One of the things I adore about writing whatever has my muse’s attention is how I can end up with a completely unplaceable product. Wait. No, the opposite of that. I mean, I’m kidding, but also a little not, and case in point for this for me would be Rear Admiral. Rear Admiral started as an idea for a call for an erotica collection, but—and yes, I’m aware of the irony of this next phrase—it got too big. It ended up being a novelette. You know what’s basically impossible to place in magazines, anthologies, or pretty much anywhere? Novelettes.
Let alone funny queer erotica novelettes, which is what I wrote. I love the story, don’t get me wrong, but if I hadn’t self-published Rear Admiral, no one would have met Russ the nurse, watched him bump into a former porn star/current-crush, nor ever seen him try to explain the life-size model of said porn star’s uh… asset.
The thing about cheeky, queer, over-the-top—and also sexy—tales though? They’re freaking fun.
So let’s get cheeky…
Fun, Funny, FrolickyOkay, first up I’m going to also point out that both of these titles also completely fit the bill of being mysteries, 100% within the conventions of the genre, but also get sexy. That’s a strength, by the way. A feature, as it were, not a bug.
And to start with, we even go a wee bit historical with James Lear’s The Back Passage. And, listen, that title alone is just air-kiss magic, no? The best books tell you what you’re in for using their covers, back cover text, and cover art and, well, just look.
I read this one years and years ago now—and followed it up with the rest of the series—and while I don’t believe in guilt when it comes to reading, nor the notion of “a guilty pleasure” when it comes to books, this one fits the bill entirely for those who do, if you get my meaning. It’s cheeky in all the best ways, the main character fumbles his way through a mystery (at roughly the same speed he’s not-so-fumbling his way into the trousers of the men around him) and it’s all just great fun.

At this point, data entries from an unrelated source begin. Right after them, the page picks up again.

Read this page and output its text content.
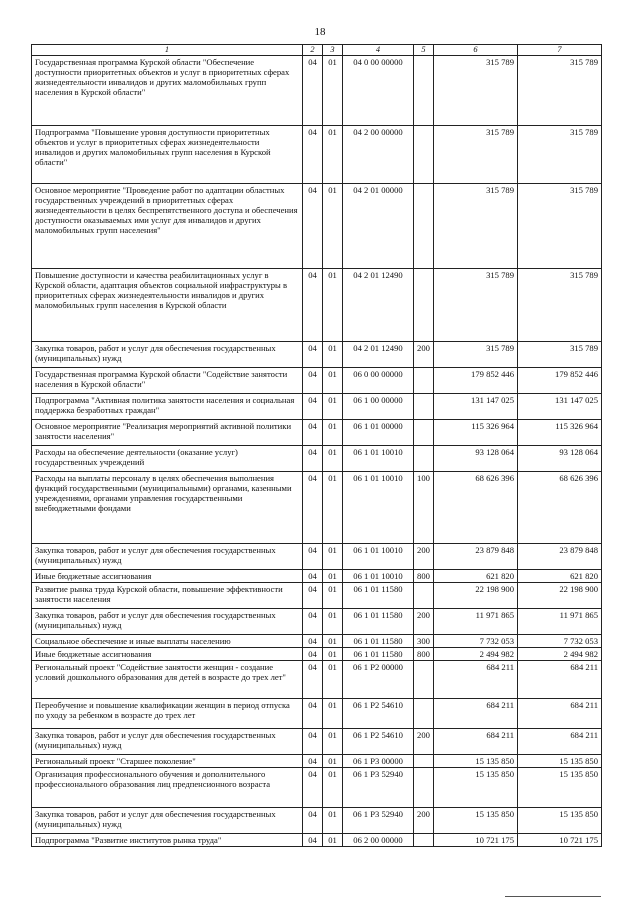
18
1	2	3	4	5	6	7
Государственная программа Курской области "Обеспечение доступности приоритетных объектов и услуг в приоритетных сферах жизнедеятельности инвалидов и других маломобильных групп населения в Курской области"	04	01	04 0 00 00000		315 789	315 789
Подпрограмма "Повышение уровня доступности приоритетных объектов и услуг в приоритетных сферах жизнедеятельности инвалидов и других маломобильных групп населения в Курской области"	04	01	04 2 00 00000		315 789	315 789
Основное мероприятие "Проведение работ по адаптации областных государственных учреждений в приоритетных сферах жизнедеятельности в целях беспрепятственного доступа и обеспечения доступности оказываемых ими услуг для инвалидов и других маломобильных групп населения"	04	01	04 2 01 00000		315 789	315 789
Повышение доступности и качества реабилитационных услуг в Курской области, адаптация объектов социальной инфраструктуры в приоритетных сферах жизнедеятельности инвалидов и других маломобильных групп населения в Курской области	04	01	04 2 01 12490		315 789	315 789
Закупка товаров, работ и услуг для обеспечения государственных (муниципальных) нужд	04	01	04 2 01 12490	200	315 789	315 789
Государственная программа Курской области "Содействие занятости населения в Курской области"	04	01	06 0 00 00000		179 852 446	179 852 446
Подпрограмма "Активная политика занятости населения и социальная поддержка безработных граждан"	04	01	06 1 00 00000		131 147 025	131 147 025
Основное мероприятие "Реализация мероприятий активной политики занятости населения"	04	01	06 1 01 00000		115 326 964	115 326 964
Расходы на обеспечение деятельности (оказание услуг) государственных учреждений	04	01	06 1 01 10010		93 128 064	93 128 064
Расходы на выплаты персоналу в целях обеспечения выполнения функций государственными (муниципальными) органами, казенными учреждениями, органами управления государственными внебюджетными фондами	04	01	06 1 01 10010	100	68 626 396	68 626 396
Закупка товаров, работ и услуг для обеспечения государственных (муниципальных) нужд	04	01	06 1 01 10010	200	23 879 848	23 879 848
Иные бюджетные ассигнования	04	01	06 1 01 10010	800	621 820	621 820
Развитие рынка труда Курской области, повышение эффективности занятости населения	04	01	06 1 01 11580		22 198 900	22 198 900
Закупка товаров, работ и услуг для обеспечения государственных (муниципальных) нужд	04	01	06 1 01 11580	200	11 971 865	11 971 865
Социальное обеспечение и иные выплаты населению	04	01	06 1 01 11580	300	7 732 053	7 732 053
Иные бюджетные ассигнования	04	01	06 1 01 11580	800	2 494 982	2 494 982
Региональный проект "Содействие занятости женщин - создание условий дошкольного образования для детей в возрасте до трех лет"	04	01	06 1 P2 00000		684 211	684 211
Переобучение и повышение квалификации женщин в период отпуска по уходу за ребенком в возрасте до трех лет	04	01	06 1 P2 54610		684 211	684 211
Закупка товаров, работ и услуг для обеспечения государственных (муниципальных) нужд	04	01	06 1 P2 54610	200	684 211	684 211
Региональный проект "Старшее поколение"	04	01	06 1 P3 00000		15 135 850	15 135 850
Организация профессионального обучения и дополнительного профессионального образования лиц предпенсионного возраста	04	01	06 1 P3 52940		15 135 850	15 135 850
Закупка товаров, работ и услуг для обеспечения государственных (муниципальных) нужд	04	01	06 1 P3 52940	200	15 135 850	15 135 850
Подпрограмма "Развитие институтов рынка труда"	04	01	06 2 00 00000		10 721 175	10 721 175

Also, I love how it was marketed as a “hard-core mystery” because I truly hope people didn’t understand what exactly was meant by hard-core because I can be spiteful sometimes, too.

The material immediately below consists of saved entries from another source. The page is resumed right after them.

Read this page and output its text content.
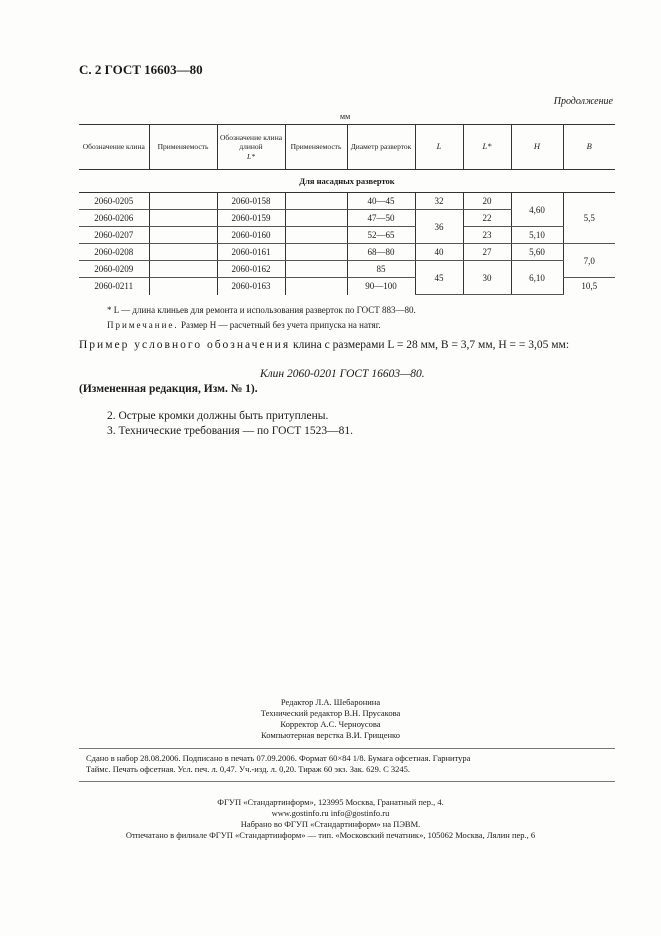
С. 2 ГОСТ 16603—80
Продолжение
мм
Обозначение клина	Применяемость	Обозначение клина длиной
L*	Применяемость	Диаметр разверток	L	L*	H	B
Для насадных разверток								
2060-0205		2060-0158		40—45	32	20	4,60	5,5
2060-0206		2060-0159		47—50	36	22		
2060-0207		2060-0160		52—65		23	5,10	
2060-0208		2060-0161		68—80	40	27	5,60	7,0
2060-0209		2060-0162		85	45	30	6,10	
2060-0211		2060-0163		90—100				10,5
* L — длина клиньев для ремонта и использования разверток по ГОСТ 883—80.
Примечание. Размер H — расчетный без учета припуска на натяг.
Пример условного обозначения клина с размерами L = 28 мм, B = 3,7 мм, H = = 3,05 мм:
Клин 2060-0201 ГОСТ 16603—80.
(Измененная редакция, Изм. № 1).
2. Острые кромки должны быть притуплены.
3. Технические требования — по ГОСТ 1523—81.
Редактор Л.А. Шебаронина
Технический редактор В.Н. Прусакова
Корректор А.С. Черноусова
Компьютерная верстка В.И. Грищенко
Сдано в набор 28.08.2006. Подписано в печать 07.09.2006. Формат 60×84 1/8. Бумага офсетная. Гарнитура
Таймс. Печать офсетная. Усл. печ. л. 0,47. Уч.-изд. л. 0,20. Тираж 60 экз. Зак. 629. С 3245.
ФГУП «Стандартинформ», 123995 Москва, Гранатный пер., 4.
www.gostinfo.ru info@gostinfo.ru
Набрано во ФГУП «Стандартинформ» на ПЭВМ.
Отпечатано в филиале ФГУП «Стандартинформ» — тип. «Московский печатник», 105062 Москва, Лялин пер., 6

Agatha Christie, move over! Hard-core sex and scandal meet in this brilliantly funny whodunit. A seaside village, an English country house, a family of wealthy eccentrics and their equally peculiar servants, a determined detective — all the ingredients are here for a cozy Agatha Christie-style whodunit. But wait — Edward “Mitch” Mitchell is no Hercule Poirot, and The Back Passage is no Murder of Roger Ackroyd.
Mitch is a handsome, insatiable 22-year-old hunk who never lets a clue stand in the way of a steamy encounter, whether it’s with the local constabulary, the house secretary, or his school chum and fellow athlete Boy Morgan, who becomes his Watson when they’re not busy boffing each other. When Reg Walworth is found dead in a cabinet, Sir James Eagle has his servant Weeks immediately arrested as the killer. But Mitch’s observant eye pegs more plausible possibilities: polysexual chauffeur Hibbert, queenly pervert Leonard Eagle, missing scion Rex, sadistic copper Kennington, even Sir James Eagle himself. Blackmail, police corruption, a dizzying network of spyholes and secret passages, watersports, and a nonstop queer orgy backstairs and everyplace else mark this hilariously hard-core mystery by a major new talent.

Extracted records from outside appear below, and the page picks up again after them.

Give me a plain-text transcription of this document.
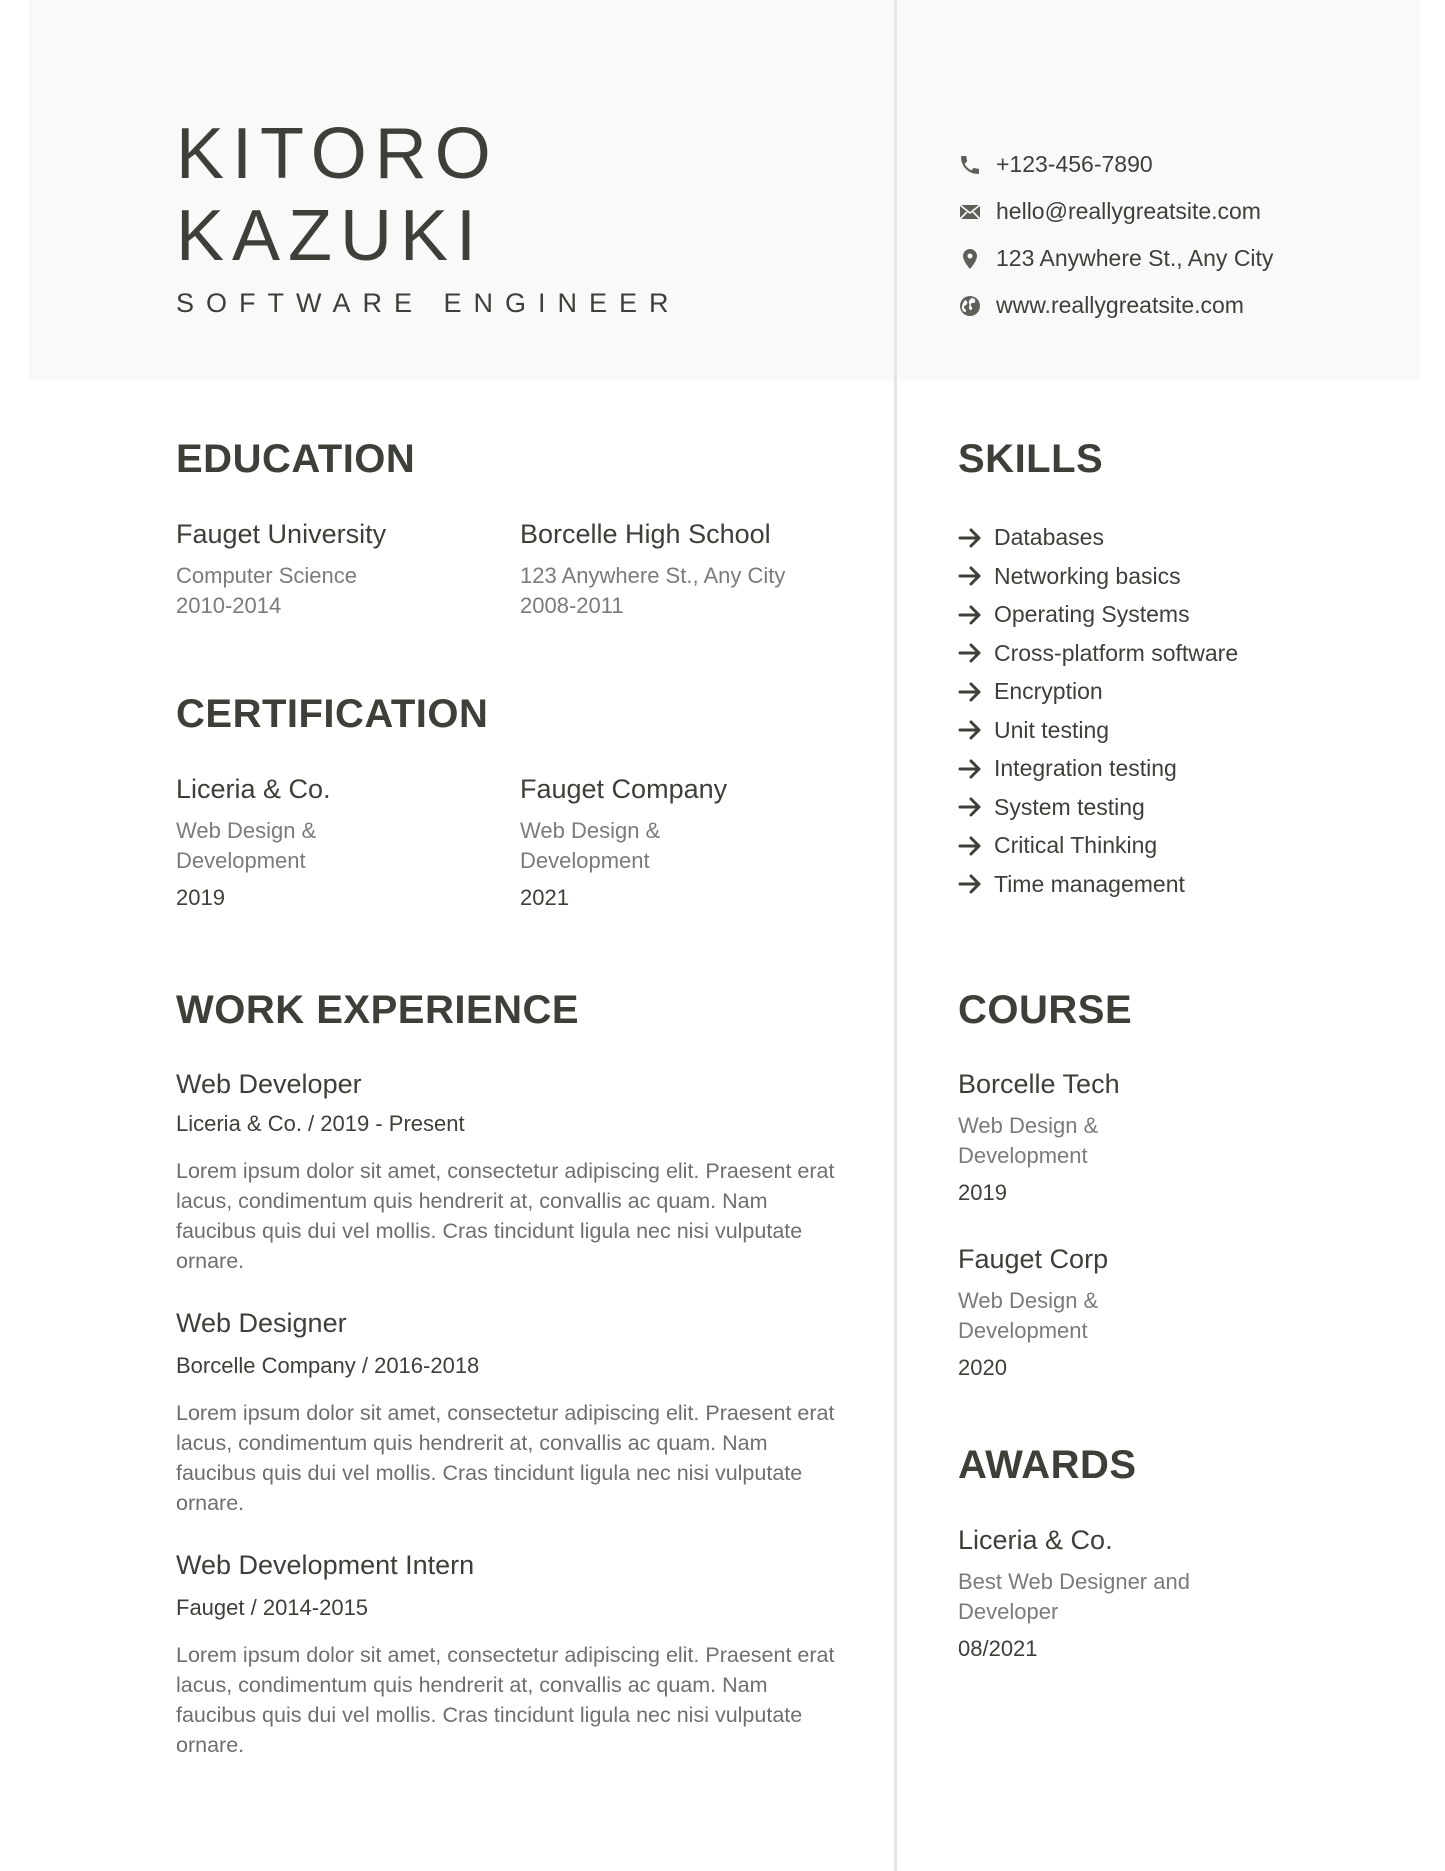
KITORO
KAZUKI
SOFTWARE ENGINEER
+123-456-7890
hello@reallygreatsite.com
123 Anywhere St., Any City
www.reallygreatsite.com
EDUCATION
Fauget University
Computer Science
2010-2014
Borcelle High School
123 Anywhere St., Any City
2008-2011
CERTIFICATION
Liceria & Co.
Web Design &
Development
2019
Fauget Company
Web Design &
Development
2021
WORK EXPERIENCE
Web Developer
Liceria & Co. / 2019 - Present
Lorem ipsum dolor sit amet, consectetur adipiscing elit. Praesent erat lacus, condimentum quis hendrerit at, convallis ac quam. Nam faucibus quis dui vel mollis. Cras tincidunt ligula nec nisi vulputate ornare.
Web Designer
Borcelle Company / 2016-2018
Lorem ipsum dolor sit amet, consectetur adipiscing elit. Praesent erat lacus, condimentum quis hendrerit at, convallis ac quam. Nam faucibus quis dui vel mollis. Cras tincidunt ligula nec nisi vulputate ornare.
Web Development Intern
Fauget / 2014-2015
Lorem ipsum dolor sit amet, consectetur adipiscing elit. Praesent erat lacus, condimentum quis hendrerit at, convallis ac quam. Nam faucibus quis dui vel mollis. Cras tincidunt ligula nec nisi vulputate ornare.
SKILLS
Databases
Networking basics
Operating Systems
Cross-platform software
Encryption
Unit testing
Integration testing
System testing
Critical Thinking
Time management
COURSE
Borcelle Tech
Web Design &
Development
2019
Fauget Corp
Web Design &
Development
2020
AWARDS
Liceria & Co.
Best Web Designer and
Developer
08/2021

Next up, let’s head to New Orleans for Greg Herren’s Bourbon Street Blues. This one is definitely more serious in that the mystery is far more central to the plot, but Herren delivers a completely out-and-proud, not-gay-as-in-happy-but-queer-as-in-fuck-you with Scotty Bradley (who maybe has a few other names, too) in this start to a queer mystery series that gets more tangled (and also more sexy) as it goes forward one gogo boy dance at a time.
Again, this one spawns a series I’ve read and loved, and again, this was a book I bumped into back in… I want to say 2003 or 2004? Right when I was looking for books that overflowed with in-your-face queer existence and unapologetic joy (even when bodies were hitting the floor), and Bourbon Street Blues delivered exactly that.

From the drug-fueled dance floors of New Orleans’s hottest bars, to the body-worship of its packed gyms and the slow, hungry crawl through streets where danger lurks behind every beautiful smile, “Bourbon Street blues” takes readers on a dizzying tour of gay life in the French Quarter and introduces an unlikely investigator whose ironic, lusty, tell-it-like-it-is take on things is as cool as the city he loves.
During New Orleans’ biggest gay celebration, personal trainer and exotic dancer Scotty finds his life taking a deadly turn when one of his best clients is murdered, an old friend returns with a desperate request, and a mysterious FBI agent shadows his every move.
There are so many more books out there I could talk about as well with this vibe, but if you’ve got a favourite, hit me with it!